The strategic partnership with the Chinese consortium that is under way will improve the Dhaka Stock Exchange’s (DSE) brand image, attract foreign investment, and restore investor confidence. The sale of 25% of the DSE shares to a Chinese consortium was greenlit recently.
The consortium is composed of the Shenzhen Stock Exchange (SZSE) and Shanghai Stock Exchange (SSE).
The two parties will sign the Share Purchase Agreement (SPA) today to complete the sale. The sale was approved on May 3 by the Bangladesh Securities and Exchanges Commission.
The DSE will be selling 450,944,125 ordinary shares at Tk21 each to the consortium in exchange for over Tk946.9 crore. Although the Chinese consortium had bid Tk22 initially, it lowered the price since the DSE had paid out 10% dividends in 2017.
The National Stock Exchange of India had also attempted to buy a stake, but had a far lower bid than the Chinese.
Experts weigh in on the partnership
Prominent economist AB Mirza Azizul Islam said: “The Shanghai Stock Exchange and the Shenzhen Stock Exchange have a good reputation for their well-regulated operations. As a partner, they will have much to offer the DSE to improve its own operations.”
It is assumed the DSE governance will also improve as the consortium involvement increases.
Mirza Azizul also noted that the partnership will attract investors, both foreign and domestic, while boosting confidence among existing investors. He hoped it would develop new products to draw investors.
Ahmed Rashid Lali, a former vice president of the DSE, said: “The partnership will introduce radical professional change in the administration and management of the DSE. The market will be more transparent and accountable to stakeholders.
“In terms of operation, the DSE would reach international standard as our technology will be significantly improved,” he added.
What stakeholders expect from the Chinese
After the stock market crash in 2010, restoring investors’ confidence and ensuring monitoring to stop manipulation and bringing transparency were key demands from the stakeholders.

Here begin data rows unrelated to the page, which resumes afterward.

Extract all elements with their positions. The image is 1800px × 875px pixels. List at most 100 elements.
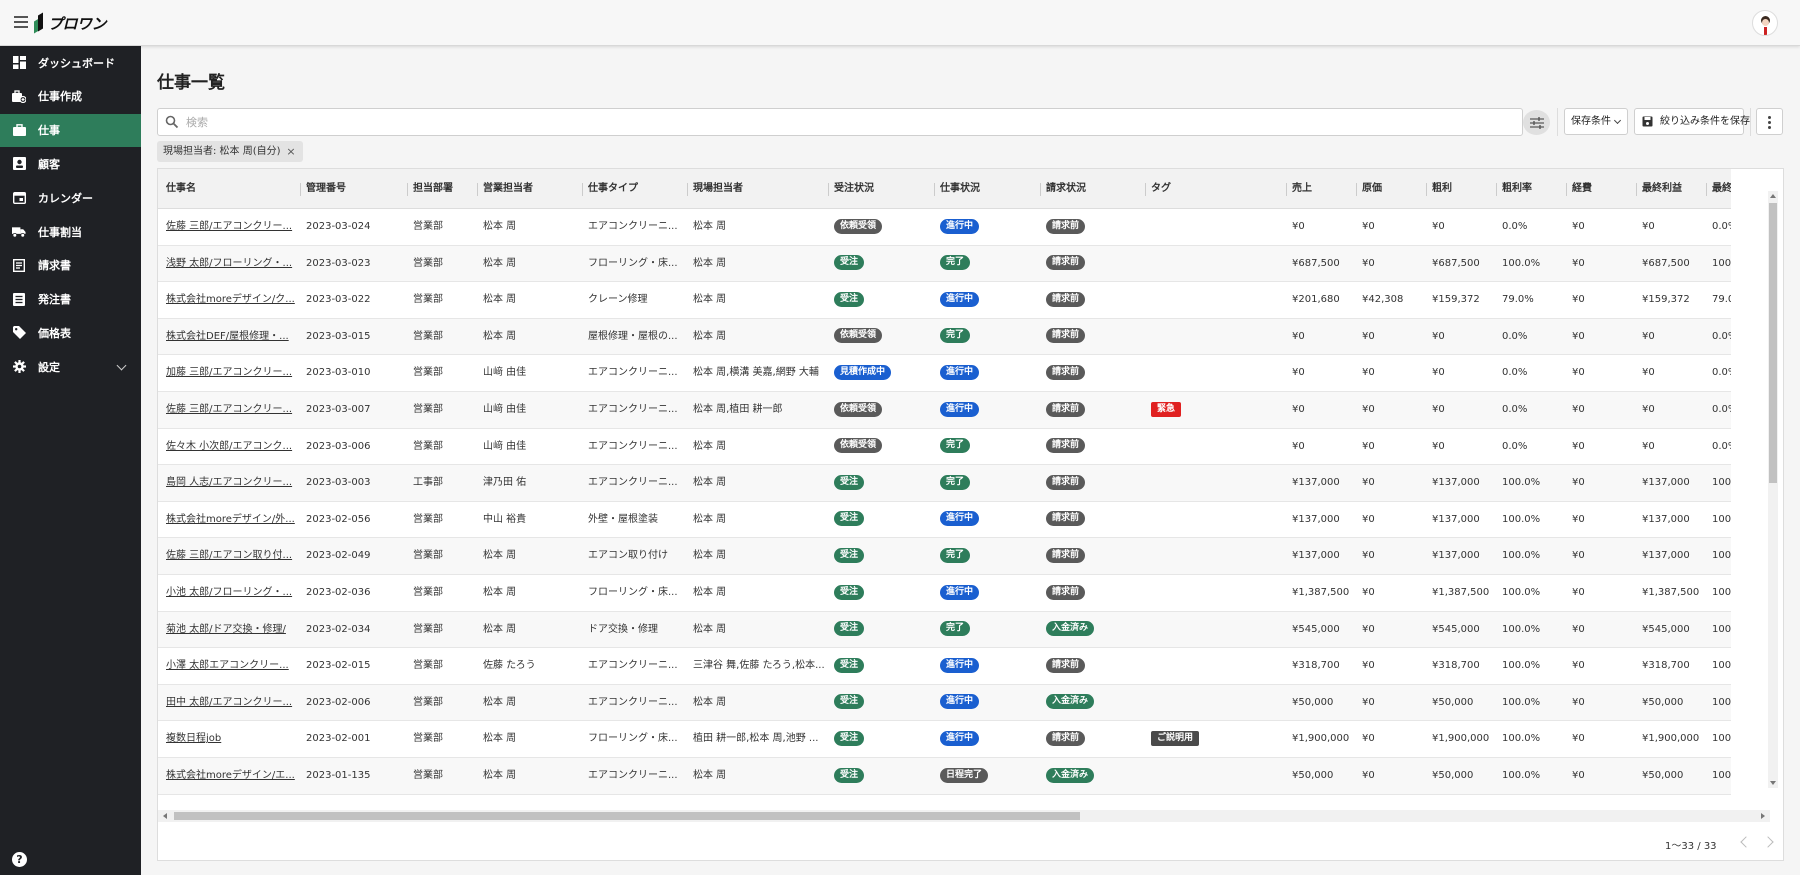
sidebar-item-6[interactable]: 請求書 [0,249,141,282]
table-row[interactable]: 島岡 人志/エアコンクリー... 2023-03-003 工事部 津乃田 佑 エアコンク… [158,465,1731,502]
column-divider[interactable] [1356,183,1357,196]
column-header[interactable]: 管理番号 [306,169,406,208]
filter-settings-button[interactable] [1523,110,1550,135]
table-row[interactable]: 小池 太郎/フローリング・... 2023-02-036 営業部 松本 周 フローリング… [158,575,1731,612]
column-divider[interactable] [1426,183,1427,196]
table-cell: 100. [1712,660,1731,672]
job-name-link[interactable]: 株式会社moreデザイン/外... [166,502,296,538]
table-row[interactable]: 佐藤 三郎/エアコンクリー... 2023-03-024 営業部 松本 周 エアコンクリ… [158,209,1731,246]
table-cell: 2023-03-007 [306,404,371,415]
table-cell: 津乃田 佑 [483,477,527,489]
column-header[interactable]: 請求状況 [1046,169,1146,208]
table-row[interactable]: 佐藤 三郎/エアコン取り付... 2023-02-049 営業部 松本 周 エアコン取り… [158,538,1731,575]
table-row[interactable]: 株式会社DEF/屋根修理・... 2023-03-015 営業部 松本 周 屋根修理・屋… [158,318,1731,356]
table-cell: 営業部 [413,733,443,745]
table-row[interactable]: 株式会社moreデザイン/外... 2023-02-056 営業部 中山 裕貴 外壁・屋… [158,501,1731,539]
column-divider[interactable] [582,183,583,196]
job-name-link[interactable]: 菊池 太郎/ドア交換・修理/ [166,612,296,648]
column-header[interactable]: 経費 [1572,169,1637,208]
table-cell: 2023-02-034 [306,623,371,635]
table-cell: ¥137,000 [1292,513,1340,525]
job-name-link[interactable]: 小池 太郎/フローリング・... [166,575,296,611]
sidebar-item-2[interactable]: 仕事 [0,113,141,147]
job-name-link[interactable]: 複数日程job [166,721,296,757]
status-badge: 進行中 [940,364,980,380]
column-header[interactable]: 仕事タイプ [588,169,688,208]
user-avatar[interactable] [1752,10,1778,36]
table-row[interactable]: 株式会社moreデザイン/エ... 2023-01-135 営業部 松本 周 エアコンク… [158,758,1731,795]
status-cell: 請求前 [1046,209,1146,245]
save-filter-button[interactable]: 絞り込み条件を保存 [1634,108,1750,135]
column-divider[interactable] [1145,183,1146,196]
column-header[interactable]: 担当部署 [413,169,478,208]
job-name-link[interactable]: 小澤 太郎エアコンクリー... [166,648,296,684]
column-header[interactable]: 最終利益 [1642,169,1707,208]
table-cell: ¥0 [1362,770,1375,781]
table-row[interactable]: 浅野 太郎/フローリング・... 2023-03-023 営業部 松本 周 フローリング… [158,245,1731,283]
column-header[interactable]: 営業担当者 [483,169,583,208]
app-logo[interactable]: プロワン [34,12,107,34]
column-header[interactable]: 売上 [1292,169,1357,208]
table-row[interactable]: 小澤 太郎エアコンクリー... 2023-02-015 営業部 佐藤 たろう エアコンク… [158,648,1731,685]
column-divider[interactable] [300,183,301,196]
job-name-link[interactable]: 島岡 人志/エアコンクリー... [166,465,296,501]
horizontal-scrollbar[interactable] [158,810,1770,822]
column-header[interactable]: 受注状況 [834,169,934,208]
hamburger-menu-icon[interactable] [14,16,28,28]
job-name-link[interactable]: 田中 太郎/エアコンクリー... [166,685,296,721]
table-row[interactable]: 菊池 太郎/ドア交換・修理/2023-02-034 営業部 松本 周 ドア交換・修理 松… [158,611,1731,649]
column-divider[interactable] [1040,183,1041,196]
job-name-link[interactable]: 株式会社moreデザイン/エ... [166,758,296,794]
sidebar-item-7[interactable]: 発注書 [0,283,141,316]
column-divider[interactable] [828,183,829,196]
sidebar-item-9[interactable]: 設定 [0,350,141,383]
table-row[interactable]: 佐々木 小次郎/エアコンク... 2023-03-006 営業部 山﨑 由佳 エアコンク… [158,428,1731,466]
column-header[interactable]: 粗利率 [1502,169,1567,208]
job-name-link[interactable]: 加藤 三郎/エアコンクリー... [166,355,296,391]
close-icon[interactable]: × [286,141,295,162]
column-header[interactable]: 現場担当者 [693,169,828,208]
table-row[interactable]: 佐藤 三郎/エアコンクリー... 2023-03-007 営業部 山﨑 由佳 エアコンク… [158,392,1731,429]
job-name-link[interactable]: 株式会社DEF/屋根修理・... [166,319,296,355]
tag-cell [1151,429,1281,465]
job-name-link[interactable]: 佐々木 小次郎/エアコンク... [166,429,296,465]
help-icon[interactable]: ? [12,852,27,867]
column-header[interactable]: 粗利 [1432,169,1497,208]
table-cell: ¥0 [1432,330,1445,342]
sidebar-item-3[interactable]: 顧客 [0,147,141,180]
job-name-link[interactable]: 佐藤 三郎/エアコン取り付... [166,538,296,574]
table-row[interactable]: 株式会社moreデザイン/ク... 2023-03-022 営業部 松本 周 クレーン修… [158,282,1731,319]
sidebar-item-1[interactable]: 仕事作成 [0,80,141,113]
table-row[interactable]: 複数日程job 2023-02-001 営業部 松本 周 フローリング・床... 植田 耕… [158,721,1731,758]
column-divider[interactable] [934,183,935,196]
job-name-link[interactable]: 佐藤 三郎/エアコンクリー... [166,209,296,245]
column-divider[interactable] [1566,183,1567,196]
column-header[interactable]: タグ [1151,169,1281,208]
column-header[interactable]: 仕事状況 [940,169,1040,208]
job-name-link[interactable]: 浅野 太郎/フローリング・... [166,246,296,282]
vertical-scrollbar[interactable] [1768,191,1778,788]
column-divider[interactable] [687,183,688,196]
column-divider[interactable] [1636,183,1637,196]
more-options-button[interactable] [1756,108,1783,135]
job-name-link[interactable]: 株式会社moreデザイン/ク... [166,282,296,318]
table-row[interactable]: 田中 太郎/エアコンクリー... 2023-02-006 営業部 松本 周 エアコンクリ… [158,684,1731,722]
column-divider[interactable] [1706,183,1707,196]
sidebar-item-0[interactable]: ダッシュボード [0,46,141,79]
sidebar-item-8[interactable]: 価格表 [0,316,141,349]
search-input[interactable] [186,112,1466,132]
sidebar-item-5[interactable]: 仕事割当 [0,215,141,248]
column-header[interactable]: 仕事名 [166,169,296,208]
job-name-link[interactable]: 佐藤 三郎/エアコンクリー... [166,392,296,428]
table-row[interactable]: 加藤 三郎/エアコンクリー... 2023-03-010 営業部 山﨑 由佳 エアコンク… [158,355,1731,392]
column-divider[interactable] [407,183,408,196]
column-header[interactable]: 最終 [1712,169,1731,208]
column-divider[interactable] [1496,183,1497,196]
column-divider[interactable] [1286,183,1287,196]
table-cell: 松本 周 [693,477,727,489]
sidebar-item-4[interactable]: カレンダー [0,181,141,214]
column-divider[interactable] [477,183,478,196]
column-header[interactable]: 原価 [1362,169,1427,208]
divider [1750,108,1751,136]
saved-conditions-dropdown[interactable]: 保存条件 [1564,108,1628,135]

Experts and stakeholders believe the DSE expects a well-
regulated and technically sound stock market for the betterment of the investors as well as the shareholders with the help of the consortium.
Mahbub H Mazumdar, CEO of AFC Capital, a merchant bank, told the Dhaka Tribune that the consortium and the DSE will participate in and support the Belt and Road Initiative.
Mohammad Alauddin, a stock trader, said: “As a small investor, I would like to forget the memories of 2010. What happened was due to manipulation and careless monitoring. We only expect the consortium to develop a mechanism to ensure fair play in trading.”
The consortium issued a statement recently, where it said: “Based on the principle of equality, mutual benefit and win-win cooperation in compliance with Chinese and Bangladeshi laws and regulations, the consortium will advance cooperation in key areas such as trading technology, market cultivation, and product development in an orderly manner to achieve higher-quality growth.”
What the consortium has offered
The consortium has offered an additional Tk3.7 crore for infrastructural (mostly technological) development.
In addition, they have proposed to develop an SME market, assist in product diversification, and jointly operate the V-Next alliance program in Bangladesh. Furthermore, the DSE is being offered assistance in mapping information disclosure and investor service automation framework, developing human resources, and technological support to develop the DSE portfolio.